While the "book-work elves" came only to make the rhyme, it did lead to the thought that in a comic most of the elves would be grateful for the Spider-page's work (perhaps allowing them to do more tradition book-elf work like repairing books) but one elf (perhaps an especially big and strong one, thinking that the book-elves would be like the shoe-brownies in size) would be annoyed at his special ability (physical strength) has been made less important becoming an antagonist.
In a comic, the "web thwacks" would be humorously inappropriate noise in a library (and contrasts Spiderman's quiet "thwip").

The obsession with order is probably not an uncommon feature for pages, and exaggerating such fits a comic. The changes to the last lines of four of the stanzas seems to also fit with the Spider-page being less agile and even less respected than Spiderman ("Look out, there goes the Spider-page" has more of a sense of "Watch out, coming through" vs. "Pay attention and you can see a superhero" and "Work for the Spider-page" and "Go find the Spider-page" imply that his OCD is somewhat abused to give him the less desirable tasks). The eight eyes also presents more spider-like features; in a comic, I think he would have a spindly limbed appearance perhaps with an expanded abdomen — incidentally fitting a particular nerdy stereotype so that there could be humor in his becoming more nerd-like in appearance after becoming a superhero. Where Spiderman has a tingling spidersense; the Spider-page could have a throbbing page-sense, the transformation enhancing a vocational/human trait rather than providing a quasi-spider trait.

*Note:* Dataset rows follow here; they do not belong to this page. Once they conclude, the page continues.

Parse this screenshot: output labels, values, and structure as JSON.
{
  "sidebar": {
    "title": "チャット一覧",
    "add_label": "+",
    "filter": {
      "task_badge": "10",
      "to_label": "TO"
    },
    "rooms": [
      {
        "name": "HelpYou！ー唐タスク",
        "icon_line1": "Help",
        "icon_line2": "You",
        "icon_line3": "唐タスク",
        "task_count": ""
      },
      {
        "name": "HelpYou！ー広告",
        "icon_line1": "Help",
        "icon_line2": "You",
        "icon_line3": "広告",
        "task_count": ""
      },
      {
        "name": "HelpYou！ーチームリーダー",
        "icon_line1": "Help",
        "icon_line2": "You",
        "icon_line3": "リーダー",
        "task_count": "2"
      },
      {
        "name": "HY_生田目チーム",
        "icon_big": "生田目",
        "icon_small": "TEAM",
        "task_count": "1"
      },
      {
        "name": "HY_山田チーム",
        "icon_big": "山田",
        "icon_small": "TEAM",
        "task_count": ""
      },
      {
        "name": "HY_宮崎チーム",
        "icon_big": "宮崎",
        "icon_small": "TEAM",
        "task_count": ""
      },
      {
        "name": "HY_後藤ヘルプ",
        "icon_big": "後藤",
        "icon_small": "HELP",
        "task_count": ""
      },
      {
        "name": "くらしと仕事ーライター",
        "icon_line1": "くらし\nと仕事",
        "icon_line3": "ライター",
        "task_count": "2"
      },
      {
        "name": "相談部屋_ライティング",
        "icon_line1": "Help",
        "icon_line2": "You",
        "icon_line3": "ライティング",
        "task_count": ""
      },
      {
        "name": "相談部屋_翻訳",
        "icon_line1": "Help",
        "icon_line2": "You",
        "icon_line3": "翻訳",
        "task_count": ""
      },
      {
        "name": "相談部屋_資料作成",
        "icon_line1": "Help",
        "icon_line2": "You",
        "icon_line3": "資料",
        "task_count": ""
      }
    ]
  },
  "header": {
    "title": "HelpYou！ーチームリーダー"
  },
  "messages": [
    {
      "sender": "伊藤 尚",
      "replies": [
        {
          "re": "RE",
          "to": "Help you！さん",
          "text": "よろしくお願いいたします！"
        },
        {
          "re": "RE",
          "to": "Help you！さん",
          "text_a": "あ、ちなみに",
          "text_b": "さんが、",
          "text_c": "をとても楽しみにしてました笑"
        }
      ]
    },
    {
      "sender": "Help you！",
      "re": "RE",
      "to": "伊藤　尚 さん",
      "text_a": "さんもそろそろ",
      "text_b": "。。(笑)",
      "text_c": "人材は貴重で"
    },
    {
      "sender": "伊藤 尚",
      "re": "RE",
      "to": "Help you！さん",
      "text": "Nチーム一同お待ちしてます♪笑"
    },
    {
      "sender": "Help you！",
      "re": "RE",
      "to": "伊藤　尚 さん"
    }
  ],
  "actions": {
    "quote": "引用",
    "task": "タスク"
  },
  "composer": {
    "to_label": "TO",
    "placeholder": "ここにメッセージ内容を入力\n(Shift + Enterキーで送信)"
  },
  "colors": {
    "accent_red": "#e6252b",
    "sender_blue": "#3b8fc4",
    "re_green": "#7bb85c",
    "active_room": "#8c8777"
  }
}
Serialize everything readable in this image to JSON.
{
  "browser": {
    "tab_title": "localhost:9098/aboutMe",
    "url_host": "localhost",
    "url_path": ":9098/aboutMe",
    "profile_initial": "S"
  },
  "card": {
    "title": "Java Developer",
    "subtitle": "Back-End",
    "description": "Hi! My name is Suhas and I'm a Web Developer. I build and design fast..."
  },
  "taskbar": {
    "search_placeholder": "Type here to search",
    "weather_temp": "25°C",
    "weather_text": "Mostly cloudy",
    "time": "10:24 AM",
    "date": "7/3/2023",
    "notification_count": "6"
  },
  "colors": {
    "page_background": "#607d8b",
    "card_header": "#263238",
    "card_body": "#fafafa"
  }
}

I very much doubt that a comic will develop from this (not even a single story). While I could probably do a stick-figure mock-up with dialogue given a substantial time investment, a serious effort would require someone with skill at drawing. If I had strong motivation to work on such a project, it might be practical (artists can be hired), but so many other potential projects are so much more attractive (more suited to my skills, more likely to be useful/appreciated by others, better matching my affections) to me that making a Spider-page comic seems unlikely (though the concept seems fun).